Geoffrey Canada, the founder of the Harlem Children’s Zone, premised his organization on the idea that schools like KIPP’s, though needed, are not enough on their own. To solve the problem of academic underperformance by low-income children, he argues, we must surround great schools with an effective system of additional services for poor families.
I'd like to know why these resources should be made available to Gung-Ho Academy, but PS 123 is supposed to make do with less.
I'd like to know who thinks like this, who leaves out all contrary evidence, and who gets swayed by them without suspecting their motives.
Hey, I believe in Knowledge for its own sake. I believe in making a variety of educational opportunities available to every child in America, beginning with the most needy. I don't believe in turning schools into prisons, or training schools for Wal*Mart cashiers or McDonald's prep cooks or aerospace engineers, not before the child has received a good general survey of human knowledge, including art, music, and languages. I don't believe state legislatures are the best places to find people qualified to make those decisions, but, then, I'm from Indiana.
And I read the literature, so I know that, in 2010, anyone claiming the sort of miraculous results for Charter schools which were being predicted a decade ago is a bigger liar than the prognosticators were.
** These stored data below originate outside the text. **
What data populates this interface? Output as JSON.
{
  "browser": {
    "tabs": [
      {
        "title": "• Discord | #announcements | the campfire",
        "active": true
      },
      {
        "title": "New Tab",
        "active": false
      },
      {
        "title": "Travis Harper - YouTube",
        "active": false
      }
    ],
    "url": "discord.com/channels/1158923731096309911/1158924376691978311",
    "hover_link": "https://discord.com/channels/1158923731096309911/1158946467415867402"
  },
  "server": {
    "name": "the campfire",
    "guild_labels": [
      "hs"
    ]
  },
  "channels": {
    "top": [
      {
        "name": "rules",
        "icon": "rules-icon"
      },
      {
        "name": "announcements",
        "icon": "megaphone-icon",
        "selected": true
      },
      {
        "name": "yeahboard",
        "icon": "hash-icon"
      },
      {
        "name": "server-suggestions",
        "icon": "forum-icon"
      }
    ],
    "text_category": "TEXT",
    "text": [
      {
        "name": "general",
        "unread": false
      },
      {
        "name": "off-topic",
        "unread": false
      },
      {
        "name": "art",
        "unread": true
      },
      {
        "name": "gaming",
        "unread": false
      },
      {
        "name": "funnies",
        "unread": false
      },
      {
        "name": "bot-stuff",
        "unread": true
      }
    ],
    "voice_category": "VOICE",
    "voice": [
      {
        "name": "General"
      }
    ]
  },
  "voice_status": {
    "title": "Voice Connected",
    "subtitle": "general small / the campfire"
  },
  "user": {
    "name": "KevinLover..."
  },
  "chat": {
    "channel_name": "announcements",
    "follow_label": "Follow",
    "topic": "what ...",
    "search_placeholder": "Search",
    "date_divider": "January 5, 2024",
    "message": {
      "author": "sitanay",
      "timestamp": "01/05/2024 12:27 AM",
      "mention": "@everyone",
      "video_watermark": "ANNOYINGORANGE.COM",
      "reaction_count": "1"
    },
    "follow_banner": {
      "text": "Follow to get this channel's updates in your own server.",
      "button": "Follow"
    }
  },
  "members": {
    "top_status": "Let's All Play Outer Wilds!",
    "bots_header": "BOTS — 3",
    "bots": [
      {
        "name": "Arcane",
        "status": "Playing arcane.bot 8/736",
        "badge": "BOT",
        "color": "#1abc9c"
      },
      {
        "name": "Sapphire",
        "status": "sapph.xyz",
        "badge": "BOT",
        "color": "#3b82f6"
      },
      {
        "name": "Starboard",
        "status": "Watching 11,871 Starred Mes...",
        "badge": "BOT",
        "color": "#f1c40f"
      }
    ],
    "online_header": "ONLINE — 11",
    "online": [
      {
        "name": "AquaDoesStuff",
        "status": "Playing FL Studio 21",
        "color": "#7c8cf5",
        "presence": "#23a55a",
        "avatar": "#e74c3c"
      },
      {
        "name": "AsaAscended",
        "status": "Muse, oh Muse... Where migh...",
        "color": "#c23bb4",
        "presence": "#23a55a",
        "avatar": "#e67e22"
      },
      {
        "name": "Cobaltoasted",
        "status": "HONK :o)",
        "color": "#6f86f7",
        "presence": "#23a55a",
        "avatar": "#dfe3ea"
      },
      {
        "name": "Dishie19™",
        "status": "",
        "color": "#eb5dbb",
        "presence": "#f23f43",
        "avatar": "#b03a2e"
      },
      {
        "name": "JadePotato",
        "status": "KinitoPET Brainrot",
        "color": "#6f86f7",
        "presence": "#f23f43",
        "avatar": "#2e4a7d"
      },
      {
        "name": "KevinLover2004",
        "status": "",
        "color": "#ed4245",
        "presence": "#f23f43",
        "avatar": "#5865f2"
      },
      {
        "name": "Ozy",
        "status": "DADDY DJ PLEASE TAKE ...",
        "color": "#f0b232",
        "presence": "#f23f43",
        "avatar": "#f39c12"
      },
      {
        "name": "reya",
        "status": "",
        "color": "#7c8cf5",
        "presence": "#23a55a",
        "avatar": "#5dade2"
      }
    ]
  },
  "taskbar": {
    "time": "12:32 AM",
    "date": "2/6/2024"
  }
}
Not that there aren't success stories. There are. Maybe those KIPP schools are among 'em. But the results aren't general, and they aren't Charter-specific, and--as has been clear all along, and denied by Charter proponents all along--customizing a program for one student while ten go without is not an improvement, unless you happen to be the one.
In other words, call me when you've distilled these innovations into something that works outside a test market; call me when you can point to teaching innovation, not plump it up with adjectives. Call me when you've got a real product to go with that snazzy label. As un-American a concept as that may be.